James Thomson (11 September 1700 – 27 August 1748 / Ednam in Roxburghshire, Scotland)
Death of the Stag
The stag, too, singled from the herd, where long
He ranged, the branching monarch of the shade,
Before the tempest drives. At first, in speed
He, sprightly, puts his faith, and, roused by fear,
Gives all his swift aerial soul to flight;
Against the breeze he darts, that way the more
To leave the lessening murderous cry behind:
He bursts the thickets, glances through the glades,
And plunges deep into the wildest wood:
If slow, yet sure, adhesive to the track,
Hot-steaming, up behind him come again
The inhuman rout, and from the shady depth
Expel him, circling through his every shift.
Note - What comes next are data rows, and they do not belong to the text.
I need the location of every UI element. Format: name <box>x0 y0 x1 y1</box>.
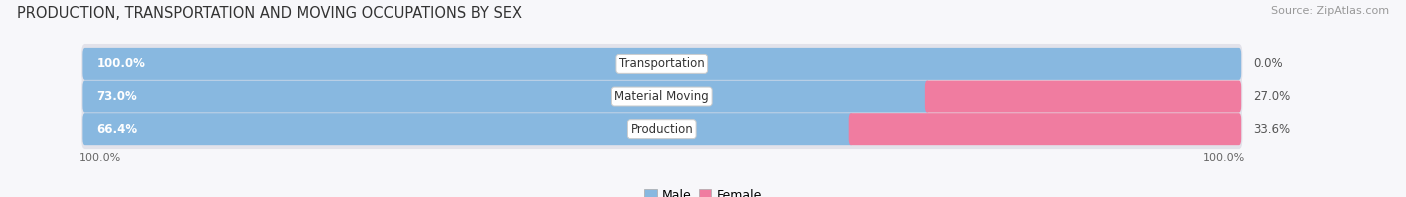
FancyBboxPatch shape <box>83 81 929 112</box>
FancyBboxPatch shape <box>849 113 1241 145</box>
FancyBboxPatch shape <box>83 113 853 145</box>
Text: 100.0%: 100.0% <box>97 57 145 70</box>
FancyBboxPatch shape <box>83 48 1241 80</box>
Text: 100.0%: 100.0% <box>79 153 121 163</box>
Text: 66.4%: 66.4% <box>97 123 138 136</box>
Text: 0.0%: 0.0% <box>1253 57 1282 70</box>
Legend: Male, Female: Male, Female <box>640 184 766 197</box>
FancyBboxPatch shape <box>925 81 1241 112</box>
Text: PRODUCTION, TRANSPORTATION AND MOVING OCCUPATIONS BY SEX: PRODUCTION, TRANSPORTATION AND MOVING OC… <box>17 6 522 21</box>
Text: Production: Production <box>630 123 693 136</box>
Text: Material Moving: Material Moving <box>614 90 709 103</box>
Text: 33.6%: 33.6% <box>1253 123 1291 136</box>
FancyBboxPatch shape <box>82 77 1243 116</box>
Text: 100.0%: 100.0% <box>1202 153 1244 163</box>
Text: Transportation: Transportation <box>619 57 704 70</box>
FancyBboxPatch shape <box>82 44 1243 84</box>
Text: 27.0%: 27.0% <box>1253 90 1291 103</box>
FancyBboxPatch shape <box>82 109 1243 149</box>
Text: Source: ZipAtlas.com: Source: ZipAtlas.com <box>1271 6 1389 16</box>
Text: 73.0%: 73.0% <box>97 90 138 103</box>
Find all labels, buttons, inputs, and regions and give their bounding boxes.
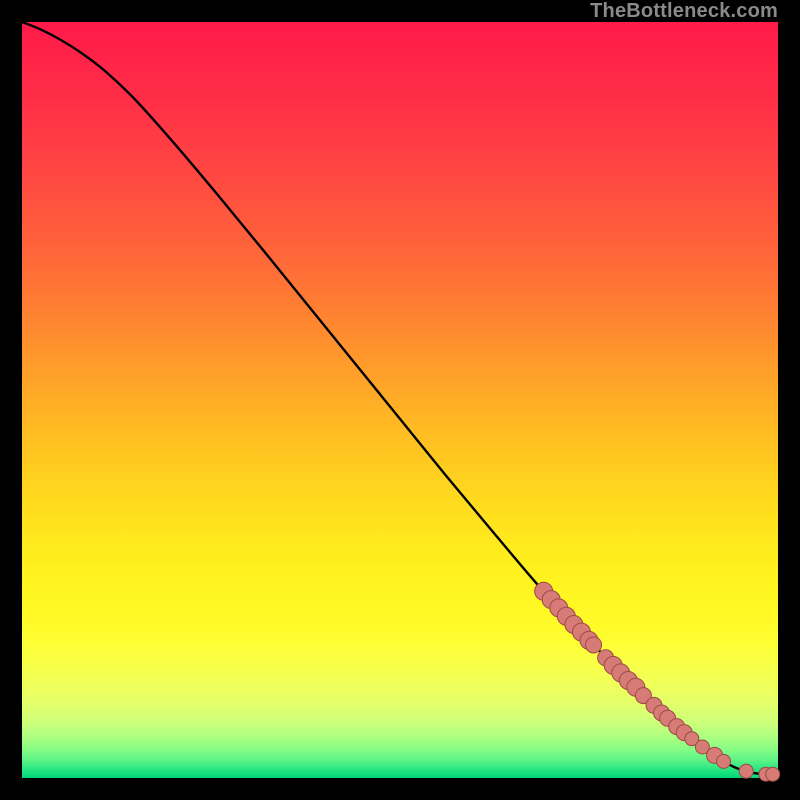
watermark-text: TheBottleneck.com (590, 0, 778, 23)
bottleneck-chart (0, 0, 800, 800)
plot-background (22, 22, 778, 778)
marker-point (586, 637, 602, 653)
marker-point (739, 764, 753, 778)
marker-point (717, 754, 731, 768)
marker-point (766, 767, 780, 781)
chart-stage: TheBottleneck.com (0, 0, 800, 800)
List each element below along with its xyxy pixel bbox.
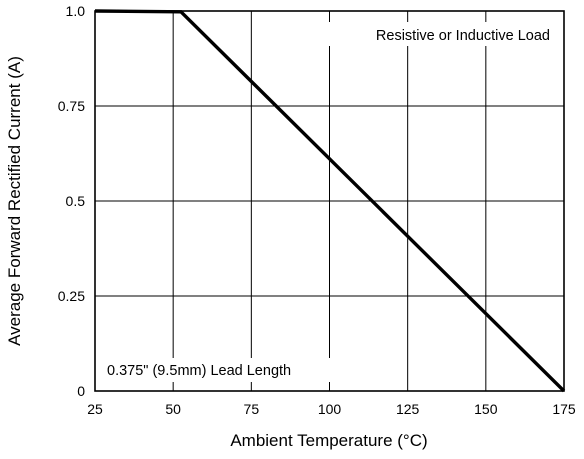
- derating-curve: [94, 9, 566, 393]
- annotation-lead-length: 0.375" (9.5mm) Lead Length: [107, 363, 291, 379]
- y-tick-labels: 0 0.25 0.5 0.75 1.0: [58, 3, 85, 399]
- y-tick-label: 0.25: [58, 288, 85, 304]
- annotation-load-type: Resistive or Inductive Load: [376, 28, 550, 44]
- x-axis-title: Ambient Temperature (°C): [230, 431, 427, 450]
- y-tick-label: 1.0: [66, 3, 86, 19]
- x-tick-label: 25: [87, 401, 103, 417]
- annotation-top-box: [322, 22, 554, 46]
- x-tick-label: 175: [552, 401, 576, 417]
- x-tick-label: 100: [318, 401, 342, 417]
- annotation-bottom-box: [103, 358, 349, 382]
- x-tick-label: 50: [165, 401, 181, 417]
- y-tick-label: 0: [77, 383, 85, 399]
- y-tick-label: 0.75: [58, 98, 85, 114]
- x-tick-label: 150: [474, 401, 498, 417]
- x-tick-label: 125: [396, 401, 420, 417]
- x-tick-label: 75: [244, 401, 260, 417]
- grid-lines: [95, 11, 564, 391]
- y-axis-title: Average Forward Rectified Current (A): [5, 56, 24, 346]
- plot-frame: [94, 10, 565, 392]
- series-layer: [94, 9, 566, 393]
- x-tick-labels: 25 50 75 100 125 150 175: [87, 401, 576, 417]
- y-tick-label: 0.5: [66, 193, 86, 209]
He sweeps the forest oft, and sobbing sees
The glades, mild opening to the golden day;
Where, in kind contest, with his butting friends
He wont to struggle, or his loves enjoy.
Oft in the full-descending flood he tries
To lose the scent, and lave his burning sides:
Oft seeks the herd; the watchful herd, alarm'd,
With selfish care avoids a brother's woe.
What shall he do? His once so vivid nerves,
So full of buoyant spirits, now no more
Inspire the course; but fainting breathless toil,
Sick, seizes on his heart: he stands at bay;
And puts his last weak refuge in despair.
The big round tears run down his dappled face;
He groans in anguish; while the growling pack,
Blood-happy, hang at his fair jutting chest,
And mark his beauteous chequer'd sides with gore.